In this case, doctors are sometimes using the treatment to eliminate infection by Clostridium difficile (C. difficile) bacteria. These diarrhea-causing bacteria are fairly contagious and usually spread through fecal material themselves. In about 10% of cases, the bacteria have developed antibiotic resistance meaning that normal antibiotic treatment is not effective in killing them. Patients who get these sorts of infections can suffer from severe, recurring diarrhea.
For patients like these, researchers from McMaster University attempted a fecal transplant or fecal bacteriotherapy trial. In their trial, the scientists used an enema to provide fecal material to patients who had not recovered after antibiotic treatments. Among the patients involved in the research effort, 92% recovery following the treatment and most felt better only 1 day later. This shows the treatment as extremely effective in eliminating C. difficile infections in comparison to the best antibiotic treatment being only 80% effective.
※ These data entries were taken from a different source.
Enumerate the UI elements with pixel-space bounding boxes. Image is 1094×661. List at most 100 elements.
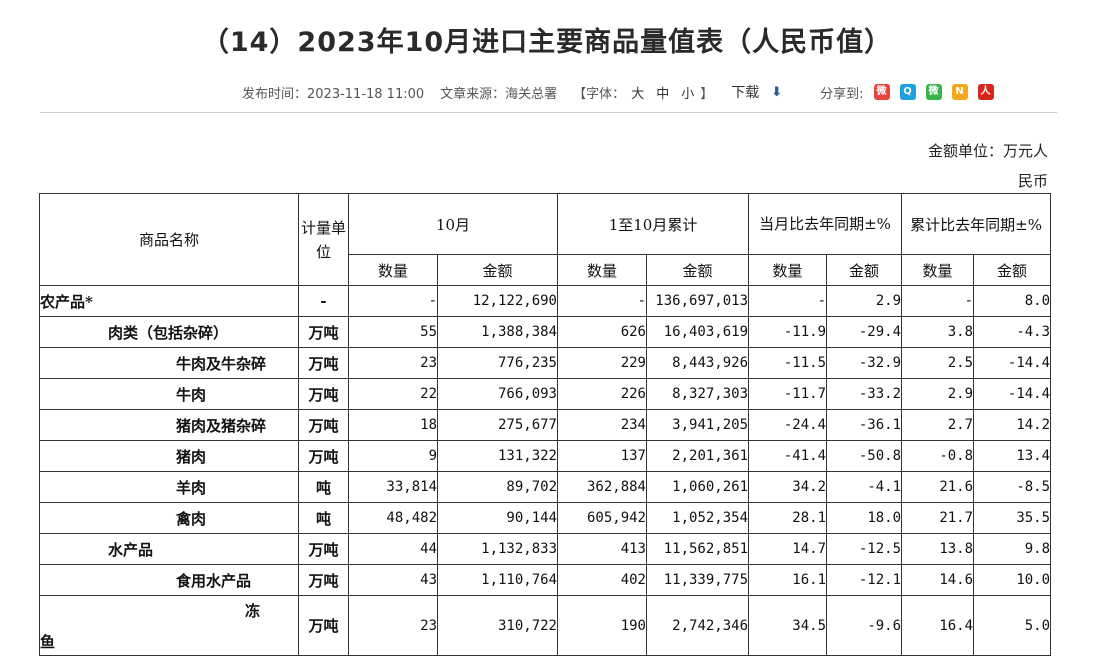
amount-unit: 金额单位：万元人 民币 bbox=[908, 136, 1048, 196]
download-icon[interactable]: ⬇ bbox=[771, 84, 783, 100]
row-unit: 万吨 bbox=[298, 564, 349, 596]
cell-cq: 402 bbox=[557, 564, 647, 596]
row-unit: 万吨 bbox=[298, 440, 349, 472]
font-medium-link[interactable]: 中 bbox=[656, 86, 670, 102]
subheader-amt: 金额 bbox=[645, 254, 750, 286]
qzone-share-icon[interactable]: Q bbox=[899, 84, 916, 100]
article-source: 文章来源：海关总署 bbox=[440, 86, 558, 102]
row-name: 牛肉及牛杂碎 bbox=[39, 347, 299, 379]
subheader-amt: 金额 bbox=[973, 254, 1052, 286]
row-name: 羊肉 bbox=[39, 471, 299, 503]
news-share-icon[interactable]: N bbox=[951, 84, 968, 100]
cell-cya: 9.8 bbox=[973, 533, 1052, 565]
cell-a: 275,677 bbox=[437, 409, 558, 441]
cell-q: 23 bbox=[348, 595, 438, 656]
table-row: 食用水产品 万吨 43 1,110,764 402 11,339,775 16.1 -12.1… bbox=[39, 564, 1052, 596]
table-row: 羊肉吨 33,814 89,702 362,884 1,060,261 34.2 -4.1 2… bbox=[39, 471, 1052, 503]
cell-ca: 11,339,775 bbox=[645, 564, 750, 596]
cell-q: 9 bbox=[348, 440, 438, 472]
cell-a: 1,132,833 bbox=[437, 533, 558, 565]
wechat-share-icon[interactable]: 微 bbox=[925, 84, 942, 100]
table-row: 猪肉 万吨 9 131,322 137 2,201,361 -41.4 -50.8 -0.8 13… bbox=[39, 440, 1052, 472]
cell-yq: -11.5 bbox=[748, 347, 828, 379]
font-small-link[interactable]: 小 bbox=[681, 86, 695, 102]
cell-cyq: 13.8 bbox=[901, 533, 975, 565]
subheader-qty: 数量 bbox=[748, 254, 828, 286]
subheader-amt: 金额 bbox=[437, 254, 558, 286]
page-title: （14）2023年10月进口主要商品量值表（人民币值） bbox=[201, 27, 893, 58]
cell-cq: 626 bbox=[557, 316, 647, 348]
subheader-qty: 数量 bbox=[901, 254, 975, 286]
cell-ya: -29.4 bbox=[826, 316, 903, 348]
amount-unit-line1: 金额单位：万元人 bbox=[927, 142, 1048, 160]
font-size-open: 【字体： bbox=[573, 86, 626, 102]
subheader-amt: 金额 bbox=[826, 254, 903, 286]
row-name: 猪肉 bbox=[39, 440, 299, 472]
divider bbox=[40, 112, 1057, 113]
cell-cya: -8.5 bbox=[973, 471, 1052, 503]
cell-cq: 234 bbox=[557, 409, 647, 441]
cell-cya: 10.0 bbox=[973, 564, 1052, 596]
download-link[interactable]: 下载 bbox=[731, 85, 760, 101]
cell-cyq: 3.8 bbox=[901, 316, 975, 348]
col-header-cum: 1至10月累计 bbox=[556, 193, 750, 255]
cell-ca: 3,941,205 bbox=[645, 409, 750, 441]
cell-yq: -41.4 bbox=[748, 440, 828, 472]
row-unit: 吨 bbox=[298, 502, 349, 534]
cell-yq: 34.5 bbox=[748, 595, 828, 656]
cell-q: 23 bbox=[348, 347, 438, 379]
row-name: 冻鱼 bbox=[39, 595, 299, 656]
cell-ca: 2,742,346 bbox=[645, 595, 750, 656]
table-row: 冻鱼万吨 23 310,722 190 2,742,346 34.5 -9.6 16.4 5.0 bbox=[39, 595, 1052, 656]
row-unit: 万吨 bbox=[298, 409, 349, 441]
cell-a: 776,235 bbox=[437, 347, 558, 379]
cell-q: 18 bbox=[348, 409, 438, 441]
row-unit: - bbox=[298, 285, 349, 317]
row-name: 牛肉 bbox=[39, 378, 299, 410]
cell-ca: 1,060,261 bbox=[645, 471, 750, 503]
cell-cq: 190 bbox=[557, 595, 647, 656]
cell-yq: - bbox=[748, 285, 828, 317]
weibo-share-icon[interactable]: 微 bbox=[873, 84, 890, 100]
cell-a: 1,388,384 bbox=[437, 316, 558, 348]
cell-a: 90,144 bbox=[437, 502, 558, 534]
table-row: 牛肉及牛杂碎 万吨 23 776,235 229 8,443,926 -11.5 -32.9 2… bbox=[39, 347, 1052, 379]
cell-ya: -4.1 bbox=[826, 471, 903, 503]
subheader-qty: 数量 bbox=[557, 254, 647, 286]
cell-cq: - bbox=[557, 285, 647, 317]
cell-q: 33,814 bbox=[348, 471, 438, 503]
cell-cya: 13.4 bbox=[973, 440, 1052, 472]
cell-q: 22 bbox=[348, 378, 438, 410]
people-share-icon[interactable]: 人 bbox=[977, 84, 994, 100]
article-meta: 发布时间：2023-11-18 11:00 文章来源：海关总署 【字体： 大 中… bbox=[242, 82, 994, 102]
cell-yq: 28.1 bbox=[748, 502, 828, 534]
row-unit: 万吨 bbox=[298, 595, 349, 656]
cell-cya: 35.5 bbox=[973, 502, 1052, 534]
cell-q: 48,482 bbox=[348, 502, 438, 534]
table-row: 肉类（包括杂碎） 万吨 55 1,388,384 626 16,403,619 -11.9-… bbox=[39, 316, 1052, 348]
cell-ya: -9.6 bbox=[826, 595, 903, 656]
cell-ya: -12.5 bbox=[826, 533, 903, 565]
cell-cq: 226 bbox=[557, 378, 647, 410]
row-name: 肉类（包括杂碎） bbox=[39, 316, 299, 348]
font-size-close: 】 bbox=[700, 86, 714, 102]
cell-ya: 18.0 bbox=[826, 502, 903, 534]
row-unit: 万吨 bbox=[298, 378, 349, 410]
cell-cq: 229 bbox=[557, 347, 647, 379]
cell-cyq: 21.7 bbox=[901, 502, 975, 534]
font-large-link[interactable]: 大 bbox=[631, 86, 645, 102]
cell-yq: 16.1 bbox=[748, 564, 828, 596]
row-unit: 万吨 bbox=[298, 533, 349, 565]
cell-ya: -50.8 bbox=[826, 440, 903, 472]
cell-a: 1,110,764 bbox=[437, 564, 558, 596]
cell-yq: -11.9 bbox=[748, 316, 828, 348]
row-name-line1: 冻 bbox=[245, 601, 261, 620]
cell-ca: 1,052,354 bbox=[645, 502, 750, 534]
cell-cq: 605,942 bbox=[557, 502, 647, 534]
cell-ca: 136,697,013 bbox=[645, 285, 750, 317]
row-name: 禽肉 bbox=[39, 502, 299, 534]
cell-cyq: 21.6 bbox=[901, 471, 975, 503]
cell-cq: 413 bbox=[557, 533, 647, 565]
cell-yq: 34.2 bbox=[748, 471, 828, 503]
cell-a: 310,722 bbox=[437, 595, 558, 656]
Treating Ulcerative Colitis With Fecal Transplantation
In other efforts using fecal transplantation, researchers have also seen success. In a 2003 study, the research team at the Center for Digestive Diseases in Australia reported successfully treating a number of patients for ulcerative colitis. The disease is chronic and involves varying levels of intestinal inflammation that can lead to significant pain, nausea, malnutrition and damaged tissue.
In this use of fecal transplantation, the researchers also used an enema with diluted fecal material that was retained in the body for a number of minutes. The procedure was repeated on 5 consecutive days and the patients were followed for the next 13 years. Among the patients in the study, all had complete remission of their ulcerative colitis symptoms without need for further treatments making the treatment effectively a cure for the condition.
Lowering Insulin Resistance With Transplanted Fecal Material
Another study to mention here that uses fecal material transplants was one conducted in 2010 by the Academic Medical Center in Amsterdam. In this study, the researchers were interested in whether insulin resistance in patients with metabolic syndrome could be reduced using fecal material transplantation.
In this research effort, scientists transplanted fecal material from lean “donors” into 9 male patients who were recently diagnosed with metabolic syndrome. They also provided another 9 donors with their own fecal material. They then observed the patients for a number of weeks.
After 6 weeks, the researchers measured decreased insulin resistance in the patients who had received fecal transplants from lean donors. Specifically, they found that these patients had a 20% lower rate of blood glucose when at rest in comparison to the patients who did not receive the same treatment. Although this study was a small one, it clearly demonstrates the potential benefits that could come from treating patients with metabolic syndrome using fecal transplantation.